In the summer you can put these outside - they look great massed in a big zinc pot - but don't do as I did last winter and forget to bring them in, resulting in a mushy mess.
Kalanchoe daigremontiana (Mother of thousands) (Photo used under Creative Commons from blumenbiene)
There's more childhood nostalgia attached to my final choice. This isn't the ubiquitous (and naff) 'flaming Katy' (Kalanchoe blossfeldiana) of petrol station forecourts and market stalls, but a relative whose special trick is an odd form of increasing itself. The edges of every leaf are festooned with what look like tiny green flowers at first sight, but they are actually tiny plantlets, which will at a moment's notice leap off , fall to the ground and sprout roots. As you can imagine, these plants are just fascinating to kids - and, trust me, they are a hell of a lot easier to keep alive than the Venus fly trap, or "one hell of a waste of a fiver", as I always call it. As this blogpost testifies, these fellas can be devilishly invasive - if I lived in California I'd never have one in my garden, they'd be everywhere, a bit like the deeply annoying Oxalis corniculata, even with its small silver lining of edibility*.

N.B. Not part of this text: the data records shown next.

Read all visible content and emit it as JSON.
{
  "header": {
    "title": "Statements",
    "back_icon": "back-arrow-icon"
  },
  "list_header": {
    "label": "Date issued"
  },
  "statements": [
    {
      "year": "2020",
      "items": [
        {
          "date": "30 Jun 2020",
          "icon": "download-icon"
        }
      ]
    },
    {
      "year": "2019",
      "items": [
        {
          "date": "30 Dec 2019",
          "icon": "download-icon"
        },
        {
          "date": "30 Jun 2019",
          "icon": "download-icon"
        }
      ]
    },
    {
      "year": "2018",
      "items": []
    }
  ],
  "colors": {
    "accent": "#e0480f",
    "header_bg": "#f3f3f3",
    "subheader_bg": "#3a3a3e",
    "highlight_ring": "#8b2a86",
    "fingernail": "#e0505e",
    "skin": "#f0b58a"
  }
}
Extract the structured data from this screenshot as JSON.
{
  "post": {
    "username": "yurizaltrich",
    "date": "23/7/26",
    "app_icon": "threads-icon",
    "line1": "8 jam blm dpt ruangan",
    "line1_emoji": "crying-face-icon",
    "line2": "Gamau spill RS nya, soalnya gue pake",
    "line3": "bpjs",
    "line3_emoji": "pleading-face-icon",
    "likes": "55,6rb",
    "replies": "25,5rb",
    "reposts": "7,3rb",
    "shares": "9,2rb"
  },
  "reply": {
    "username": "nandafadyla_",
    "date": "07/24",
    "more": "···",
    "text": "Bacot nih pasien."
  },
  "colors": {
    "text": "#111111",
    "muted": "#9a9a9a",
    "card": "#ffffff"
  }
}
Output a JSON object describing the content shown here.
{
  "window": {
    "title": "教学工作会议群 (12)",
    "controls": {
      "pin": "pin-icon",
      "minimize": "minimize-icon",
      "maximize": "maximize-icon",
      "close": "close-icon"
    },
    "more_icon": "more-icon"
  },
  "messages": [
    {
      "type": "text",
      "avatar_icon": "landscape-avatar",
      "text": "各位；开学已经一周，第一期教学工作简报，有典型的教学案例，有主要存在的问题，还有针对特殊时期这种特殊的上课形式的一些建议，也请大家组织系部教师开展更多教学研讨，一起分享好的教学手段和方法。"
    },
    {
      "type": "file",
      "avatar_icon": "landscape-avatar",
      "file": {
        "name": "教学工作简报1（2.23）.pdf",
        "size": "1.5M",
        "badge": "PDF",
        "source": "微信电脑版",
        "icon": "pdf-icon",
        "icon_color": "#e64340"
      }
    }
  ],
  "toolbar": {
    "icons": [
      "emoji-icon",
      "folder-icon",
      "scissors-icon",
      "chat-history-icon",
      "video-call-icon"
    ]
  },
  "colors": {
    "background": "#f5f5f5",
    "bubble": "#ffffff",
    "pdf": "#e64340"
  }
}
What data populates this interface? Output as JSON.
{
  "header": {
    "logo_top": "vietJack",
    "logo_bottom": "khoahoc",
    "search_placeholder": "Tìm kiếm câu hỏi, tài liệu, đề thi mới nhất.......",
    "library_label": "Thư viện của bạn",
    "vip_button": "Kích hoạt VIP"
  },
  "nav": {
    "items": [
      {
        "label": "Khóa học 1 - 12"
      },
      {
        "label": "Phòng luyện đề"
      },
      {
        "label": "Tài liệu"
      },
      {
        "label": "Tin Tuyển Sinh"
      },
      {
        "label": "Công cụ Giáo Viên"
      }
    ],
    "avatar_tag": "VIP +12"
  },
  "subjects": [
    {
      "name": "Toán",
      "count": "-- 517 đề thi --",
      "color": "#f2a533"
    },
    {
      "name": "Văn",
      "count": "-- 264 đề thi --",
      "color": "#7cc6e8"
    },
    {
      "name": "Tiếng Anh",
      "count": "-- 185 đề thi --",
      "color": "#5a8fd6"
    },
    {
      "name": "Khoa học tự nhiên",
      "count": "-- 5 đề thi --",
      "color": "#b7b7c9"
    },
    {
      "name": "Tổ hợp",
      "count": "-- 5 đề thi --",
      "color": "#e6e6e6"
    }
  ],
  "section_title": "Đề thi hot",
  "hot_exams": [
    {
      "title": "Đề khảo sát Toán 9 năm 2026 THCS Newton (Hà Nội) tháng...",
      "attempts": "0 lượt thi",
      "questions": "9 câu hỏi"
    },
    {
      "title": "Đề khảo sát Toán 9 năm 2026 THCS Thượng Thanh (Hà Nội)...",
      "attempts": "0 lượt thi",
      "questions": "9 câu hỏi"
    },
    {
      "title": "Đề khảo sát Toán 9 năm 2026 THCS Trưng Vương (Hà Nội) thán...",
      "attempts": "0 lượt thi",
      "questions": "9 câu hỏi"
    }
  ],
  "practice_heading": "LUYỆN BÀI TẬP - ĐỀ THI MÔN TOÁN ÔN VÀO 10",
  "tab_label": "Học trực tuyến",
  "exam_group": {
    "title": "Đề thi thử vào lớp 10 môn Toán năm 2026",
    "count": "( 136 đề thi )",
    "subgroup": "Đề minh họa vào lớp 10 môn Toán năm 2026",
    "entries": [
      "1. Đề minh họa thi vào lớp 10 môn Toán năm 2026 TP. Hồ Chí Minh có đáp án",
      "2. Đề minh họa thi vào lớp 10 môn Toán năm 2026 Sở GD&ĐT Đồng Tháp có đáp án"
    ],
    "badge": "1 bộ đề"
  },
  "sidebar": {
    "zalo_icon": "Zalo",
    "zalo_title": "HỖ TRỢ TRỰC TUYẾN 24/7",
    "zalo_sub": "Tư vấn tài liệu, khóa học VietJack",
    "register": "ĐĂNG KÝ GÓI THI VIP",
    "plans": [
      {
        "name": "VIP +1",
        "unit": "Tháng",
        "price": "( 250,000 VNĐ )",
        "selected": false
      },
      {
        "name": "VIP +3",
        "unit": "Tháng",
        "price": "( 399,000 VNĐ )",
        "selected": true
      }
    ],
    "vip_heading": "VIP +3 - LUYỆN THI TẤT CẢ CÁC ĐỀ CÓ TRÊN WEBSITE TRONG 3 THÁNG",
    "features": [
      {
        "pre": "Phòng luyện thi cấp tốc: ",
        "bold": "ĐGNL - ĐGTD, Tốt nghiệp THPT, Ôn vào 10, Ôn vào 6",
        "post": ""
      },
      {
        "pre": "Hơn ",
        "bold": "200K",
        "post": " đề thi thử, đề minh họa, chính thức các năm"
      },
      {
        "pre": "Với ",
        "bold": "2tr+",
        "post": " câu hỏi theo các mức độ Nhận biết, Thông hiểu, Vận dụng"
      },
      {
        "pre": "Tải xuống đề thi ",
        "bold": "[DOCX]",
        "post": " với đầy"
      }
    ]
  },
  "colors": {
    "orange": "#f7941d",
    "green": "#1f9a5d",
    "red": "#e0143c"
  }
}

But in a pot it's easy enough to deal with any extra plants. This - like ginger beer plants and Jamie and the Magic Torch - were ubiquitous in the 1970s and 80s (perhaps it was a local phenomenon where I lived in Buckinghamshire - perhaps you can let me know?), you'd get them at every jumble sale and plant stall this side of, say, 1987. I don't have one right now, but if anyone wants swapsies for something a bit less, well, fecund, just let me know. As Anna Laurent writes on the Garden Design blog:
The mother-of-thousands is a superlative nurturer by necessity; somewhere on the evolutionary timeline, the unique succulent lost the ability to produce viable seeds, and so the burden of reproduction fell to its leaves. As the plant matures, spoon-shaped spurs develop along the periphery of its leaves, each yielding a miniature clone of the mother. These adventitious plantlets grow larger and form roots, all the while clinging to the mother's leaves, which now hang heavy under the weight of so many young plants.
*This is edible - the tiny, paper-thin leaves taste like sorrel on a diet: delicately citrusy. Sprinkle it on the top of a risotto You can try to eat it into submission, but be aware that this isn't a plant to dominate your salad bowl as the leaves contain small amounts of oxalic acid which is not good for your stomach if you eat it in excess. I haven't got a full idea of how much you'd need to eat to make yourself ill, but I am thinking it's bucketfuls. Nevertheless, don't blame me for an overdose, and also beware of any potential issues with allergies: try a small amount first before you dive into a big plateful.